CoreRFID's solution, consisting of tags attached to goods loaned to staff and students, enables Warwickshire to easily track which goods are checked out and returned, and to quickly conduct inventory audits.

Warwickshire College is employing radio frequency identification to better manage the 2,000 laptops, PCs and other electronic assets that it loans out to students and personnel. In so doing, Warwickshire's information services (IS) department—located at the school's main campus in the English town of Leamington Spa—has reduced the incidence of missing assets, as well as the amount of labor time workers previously dedicated to searching for the devices. CoreRFID provided Xerafy Titanium Metal Skin passive ultrahigh-frequency (UHF) tags for the deployment, as well as Atid AB700 handheld readers, and its own software residing on the handhelds.

Last year, Warwickshire's IS department sought an automated solution to better manage the assets that it loans out to some of its 18,500 students and 1,700 employees, spread out across the six campuses. The students and personnel borrow the items, such as laptop computers and audiovisual equipment, which they can take offsite and return at a later time. Before it installed the RFID solution, which was taken live in December 2013, the IS department had a manual system in place to track its assets and ensure that checked-out equipment was subsequently returned. Each item came with an adhesive label printed with a serial number. That number was manually input into spreadsheets at the time that the equipment was borrowed, along with the name and ID of the individual borrowing that item.

Xerafy's Titanium Metal Skin label, shown here attached to an Apple iPhone.

With more than 8,000 assets to track, however, auditing them and identifying what may be missing, or may not have been returned when expected, was a time-consuming task for workers.

CoreRFID suggested an RFID-based solution, according to Adam Robinson, CoreRFID's sales manager, and selected Xerafy's Titanium Metal Skin label—which measures 1.77 inches by 0.22 inch by 0.03 inch in size—because of the tag's readability when attached to assets composed of metal. For most assets, CoreRFID determined, the tag's ID number could be captured at a distance of approximately 1 meter (3.3 feet), using a handheld interrogator.

The IS department then proceeded to apply tags to equipment, and acquired Atid AB700 handheld readers loaded with CoreRFID's mobile application software. Each tag's ID was then stored in the college's own asset register software, along with a description of the item to which that tag was attached. With the new system in place, if someone wishes to borrow a specific item, he or she can contact the IS department and put in a request. An IS worker then retrieves that item from storage and prepares it for that individual. When the borrower arrives to pick up the item, a worker uses the Atid reader to capture that equipment's tag ID and then input the borrower's ID. That information is stored in the reader's CoreRFID mobile application software and, at the end of the day, is uploaded to the college's own asset register software.

Once the individual returns the item, a worker again uses the handheld to capture its ID and update its status as returned.

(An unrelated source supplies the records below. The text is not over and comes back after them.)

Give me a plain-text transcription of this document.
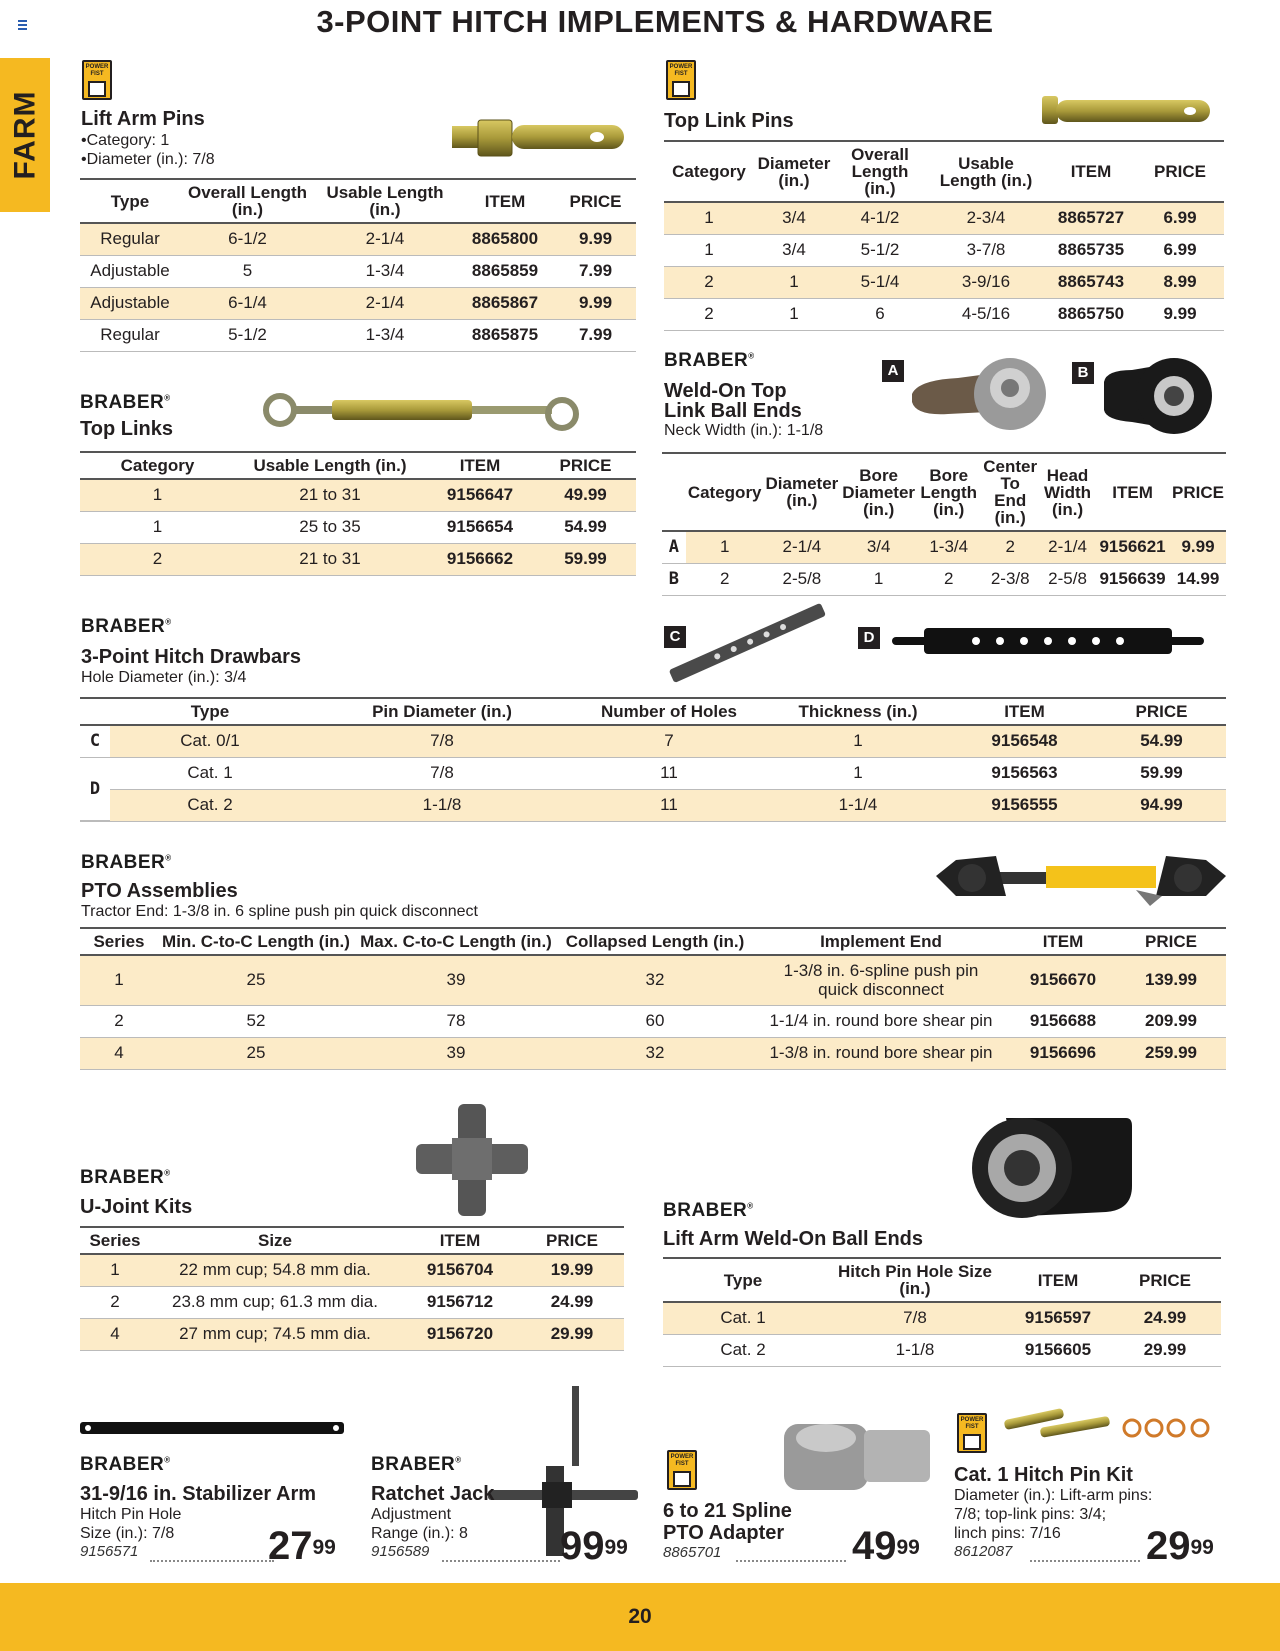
3-POINT HITCH IMPLEMENTS & HARDWARE
FARM
POWER
FIST
Lift Arm Pins
•Category: 1
•Diameter (in.): 7/8
Type	Overall Length (in.)	Usable Length (in.)	ITEM	PRICE
Regular	6-1/2	2-1/4	8865800	9.99
Adjustable	5	1-3/4	8865859	7.99
Adjustable	6-1/4	2-1/4	8865867	9.99
Regular	5-1/2	1-3/4	8865875	7.99
POWER
FIST
Top Link Pins
Category	Diameter (in.)	Overall Length (in.)	Usable Length (in.)	ITEM	PRICE
1	3/4	4-1/2	2-3/4	8865727	6.99
1	3/4	5-1/2	3-7/8	8865735	6.99
2	1	5-1/4	3-9/16	8865743	8.99
2	1	6	4-5/16	8865750	9.99
BRABER®
Top Links
Category	Usable Length (in.)	ITEM	PRICE
1	21 to 31	9156647	49.99
1	25 to 35	9156654	54.99
2	21 to 31	9156662	59.99
BRABER®
Weld-On Top
Link Ball Ends
Neck Width (in.): 1-1/8
A	B
	Category	Diameter (in.)	Bore Diameter (in.)	Bore Length (in.)	Center To End (in.)	Head Width (in.)	ITEM	PRICE
A	1	2-1/4	3/4	1-3/4	2	2-1/4	9156621	9.99
B	2	2-5/8	1	2	2-3/8	2-5/8	9156639	14.99
BRABER®
3-Point Hitch Drawbars
Hole Diameter (in.): 3/4
C	D
	Type	Pin Diameter (in.)	Number of Holes	Thickness (in.)	ITEM	PRICE
C	Cat. 0/1	7/8	7	1	9156548	54.99
D	Cat. 1	7/8	11	1	9156563	59.99
	Cat. 2	1-1/8	11	1-1/4	9156555	94.99
BRABER®
PTO Assemblies
Tractor End: 1-3/8 in. 6 spline push pin quick disconnect
Series	Min. C-to-C Length (in.)	Max. C-to-C Length (in.)	Collapsed Length (in.)	Implement End	ITEM	PRICE
1	25	39	32	1-3/8 in. 6-spline push pin quick disconnect	9156670	139.99
2	52	78	60	1-1/4 in. round bore shear pin	9156688	209.99
4	25	39	32	1-3/8 in. round bore shear pin	9156696	259.99
BRABER®
U-Joint Kits
Series	Size	ITEM	PRICE
1	22 mm cup; 54.8 mm dia.	9156704	19.99
2	23.8 mm cup; 61.3 mm dia.	9156712	24.99
4	27 mm cup; 74.5 mm dia.	9156720	29.99
BRABER®
Lift Arm Weld-On Ball Ends
Type	Hitch Pin Hole Size (in.)	ITEM	PRICE
Cat. 1	7/8	9156597	24.99
Cat. 2	1-1/8	9156605	29.99
BRABER®
31-9/16 in. Stabilizer Arm
Hitch Pin Hole
Size (in.): 7/8
9156571	$27^{99}$
BRABER®
Ratchet Jack
Adjustment
Range (in.): 8
9156589	$99^{99}$
POWER
FIST
6 to 21 Spline
PTO Adapter
8865701	$49^{99}$
POWER
FIST
Cat. 1 Hitch Pin Kit
Diameter (in.): Lift-arm pins:
7/8; top-link pins: 3/4;
linch pins: 7/16
8612087	$29^{99}$
20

Members of the IS department can then log into the school's asset register software to determine what was checked out and at what time, and quickly identify anything that has not been returned and is past its due date.

About every six months, an IS worker carrying a handheld reader will conduct an audit by walking through the department's storage area, as well as other sites where assets might be located. The employee first inputs his or her own initials and the location in which asset IDs will be read. That person then begins walking through the facility, reading the IDs of tags located within a meter or so, and listing them on the reader's screen.

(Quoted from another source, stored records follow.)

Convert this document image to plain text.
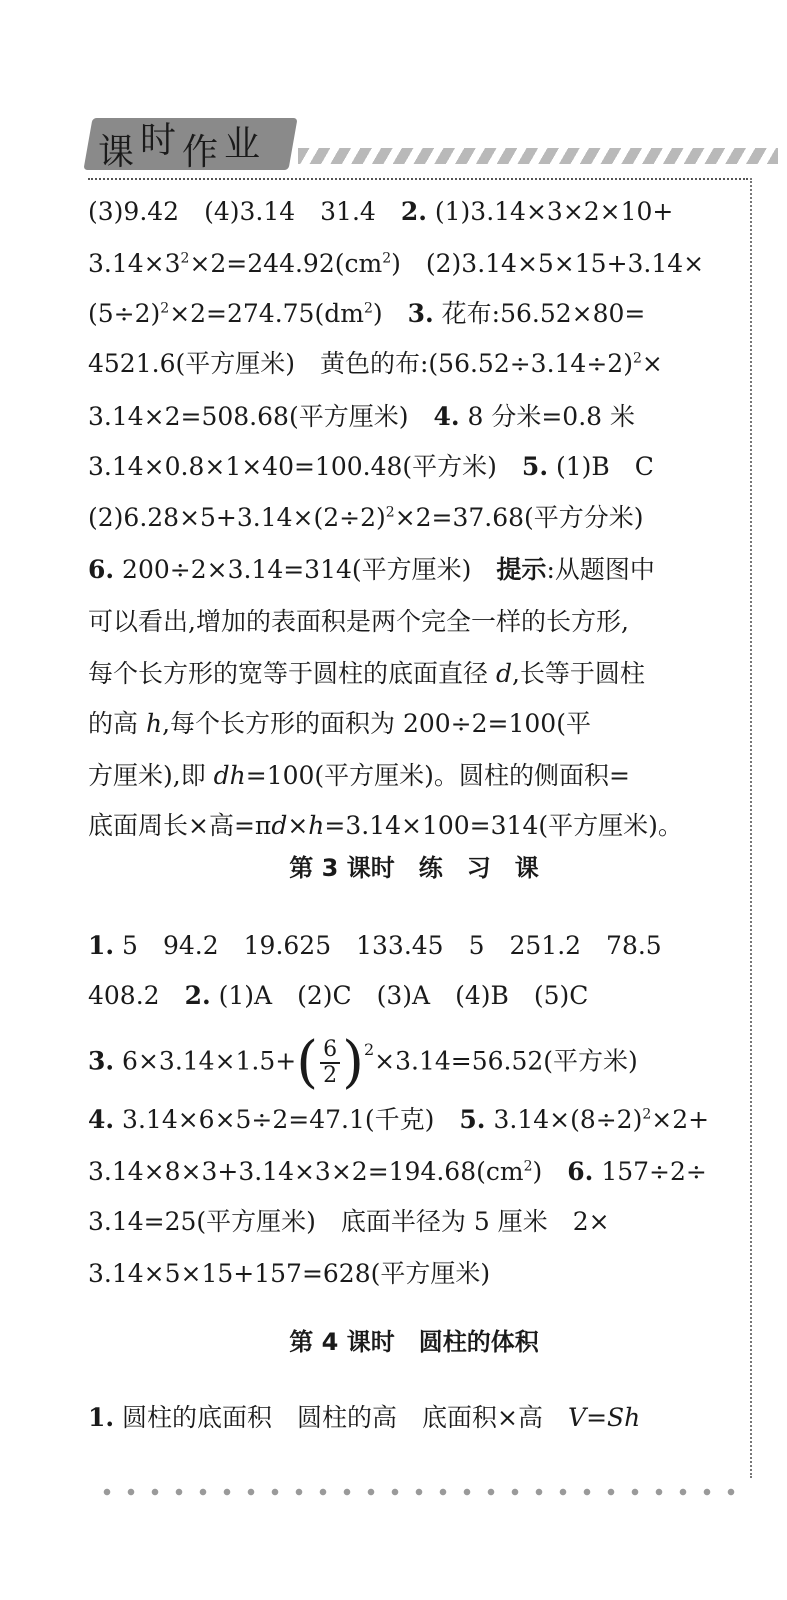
课时作业
(3)9.42　(4)3.14　31.4　2. (1)3.14×3×2×10+
$3.14\times 3^2\times 2=244.92(cm^2)$　(2)3.14×5×15+3.14×
$(5\div 2)^2\times 2=274.75(dm^2)$　3. 花布:56.52×80=
4521.6(平方厘米)　黄色的布$:(56.52\div 3.14\div 2)^2\times$
3.14×2=508.68(平方厘米)　4. 8 分米=0.8 米
3.14×0.8×1×40=100.48(平方米)　5. (1)B　C
$(2)6.28\times 5+3.14\times(2\div 2)^2\times 2=37.68$(平方分米)
6. 200÷2×3.14=314(平方厘米)　提示:从题图中
可以看出,增加的表面积是两个完全一样的长方形,
每个长方形的宽等于圆柱的底面直径 d,长等于圆柱
的高 h,每个长方形的面积为 200÷2=100(平
方厘米),即 dh=100(平方厘米)。圆柱的侧面积=
底面周长×高=πd×h=3.14×100=314(平方厘米)。
第 3 课时　练　习　课
1. 5　94.2　19.625　133.45　5　251.2　78.5
408.2　2. (1)A　(2)C　(3)A　(4)B　(5)C
3. $6\times 3.14\times 1.5+( \frac{6}{2} )^2\times 3.14=56.52$(平方米)
4. 3.14×6×5÷2=47.1(千克)　5. $3.14\times(8\div 2)^2\times 2+$
$3.14\times 8\times 3+3.14\times 3\times 2=194.68(cm^2)$　6. 157÷2÷
3.14=25(平方厘米)　底面半径为 5 厘米　2×
3.14×5×15+157=628(平方厘米)
第 4 课时　圆柱的体积
1. 圆柱的底面积　圆柱的高　底面积×高　V=Sh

Once this step is finished, data from the reader will be uploaded to the school's existing management system on its own server. This will enable the college to maintain an updated asset register, and to indicate which equipment might be missing, and thus prompt a search for those items. The audits are expected to be conducted more frequently than they had been previously, Robinson says, since the process is now faster. The college did not respond to requests for comment.

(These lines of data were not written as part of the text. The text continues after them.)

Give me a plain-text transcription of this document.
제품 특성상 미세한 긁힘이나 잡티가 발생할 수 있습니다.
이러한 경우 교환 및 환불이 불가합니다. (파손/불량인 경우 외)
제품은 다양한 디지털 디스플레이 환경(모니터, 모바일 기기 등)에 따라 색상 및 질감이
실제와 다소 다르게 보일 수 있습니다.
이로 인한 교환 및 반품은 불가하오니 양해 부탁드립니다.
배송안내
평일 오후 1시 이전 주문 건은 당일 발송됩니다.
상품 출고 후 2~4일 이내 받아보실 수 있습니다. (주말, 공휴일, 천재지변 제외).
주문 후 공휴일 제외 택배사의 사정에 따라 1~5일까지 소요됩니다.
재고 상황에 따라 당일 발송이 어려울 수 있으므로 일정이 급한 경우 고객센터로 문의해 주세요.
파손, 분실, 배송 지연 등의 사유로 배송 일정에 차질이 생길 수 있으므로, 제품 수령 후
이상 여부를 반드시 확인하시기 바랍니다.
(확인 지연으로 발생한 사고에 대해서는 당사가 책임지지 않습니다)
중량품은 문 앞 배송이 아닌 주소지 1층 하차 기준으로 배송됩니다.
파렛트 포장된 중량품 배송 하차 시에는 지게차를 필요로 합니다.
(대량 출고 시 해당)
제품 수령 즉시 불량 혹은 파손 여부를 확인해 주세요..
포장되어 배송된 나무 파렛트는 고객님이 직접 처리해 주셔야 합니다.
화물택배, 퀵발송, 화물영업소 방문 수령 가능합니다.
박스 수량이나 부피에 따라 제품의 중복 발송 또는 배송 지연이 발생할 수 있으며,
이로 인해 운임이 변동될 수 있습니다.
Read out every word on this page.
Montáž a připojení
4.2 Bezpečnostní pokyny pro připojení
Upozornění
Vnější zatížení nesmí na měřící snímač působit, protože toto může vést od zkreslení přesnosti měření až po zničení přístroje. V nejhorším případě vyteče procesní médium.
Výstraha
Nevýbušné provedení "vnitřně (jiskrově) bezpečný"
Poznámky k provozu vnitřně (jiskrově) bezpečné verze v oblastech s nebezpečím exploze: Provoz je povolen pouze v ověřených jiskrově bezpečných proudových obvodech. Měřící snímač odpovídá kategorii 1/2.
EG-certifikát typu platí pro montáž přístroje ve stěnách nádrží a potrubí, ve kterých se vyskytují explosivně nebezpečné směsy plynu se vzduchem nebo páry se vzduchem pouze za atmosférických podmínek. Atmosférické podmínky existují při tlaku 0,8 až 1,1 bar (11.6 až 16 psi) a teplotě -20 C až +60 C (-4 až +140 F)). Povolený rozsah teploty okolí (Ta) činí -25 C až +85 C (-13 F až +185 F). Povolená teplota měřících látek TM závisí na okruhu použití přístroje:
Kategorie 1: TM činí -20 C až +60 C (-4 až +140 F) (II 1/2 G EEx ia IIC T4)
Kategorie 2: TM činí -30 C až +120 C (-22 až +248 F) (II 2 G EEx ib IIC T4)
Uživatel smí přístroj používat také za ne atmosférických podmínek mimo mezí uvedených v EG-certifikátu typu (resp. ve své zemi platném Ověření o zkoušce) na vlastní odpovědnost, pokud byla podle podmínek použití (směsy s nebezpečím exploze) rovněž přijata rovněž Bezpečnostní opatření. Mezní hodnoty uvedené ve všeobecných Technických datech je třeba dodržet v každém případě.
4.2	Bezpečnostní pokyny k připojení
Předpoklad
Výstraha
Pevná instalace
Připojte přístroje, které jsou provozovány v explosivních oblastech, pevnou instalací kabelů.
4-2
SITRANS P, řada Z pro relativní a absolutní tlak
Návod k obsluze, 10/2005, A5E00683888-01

The IS department has tagged about 2,000 pieces of equipment to date, but intends to tag approximately 8,000 items in total. For some types of equipment, such as laptops, the tags are applied to the items' interior, making it more difficult for them to be removed. According to Robinson, the tags are still readable when placed inside assets. The tags can also be interrogated through closed drawers.

Since the system's installation, Warwickshire's IS department has told CoreRFID that there has been greater accountability among those using the equipment. What's more, the college has reported fewer losses, as well as reduced labor time by staff members searching for equipment.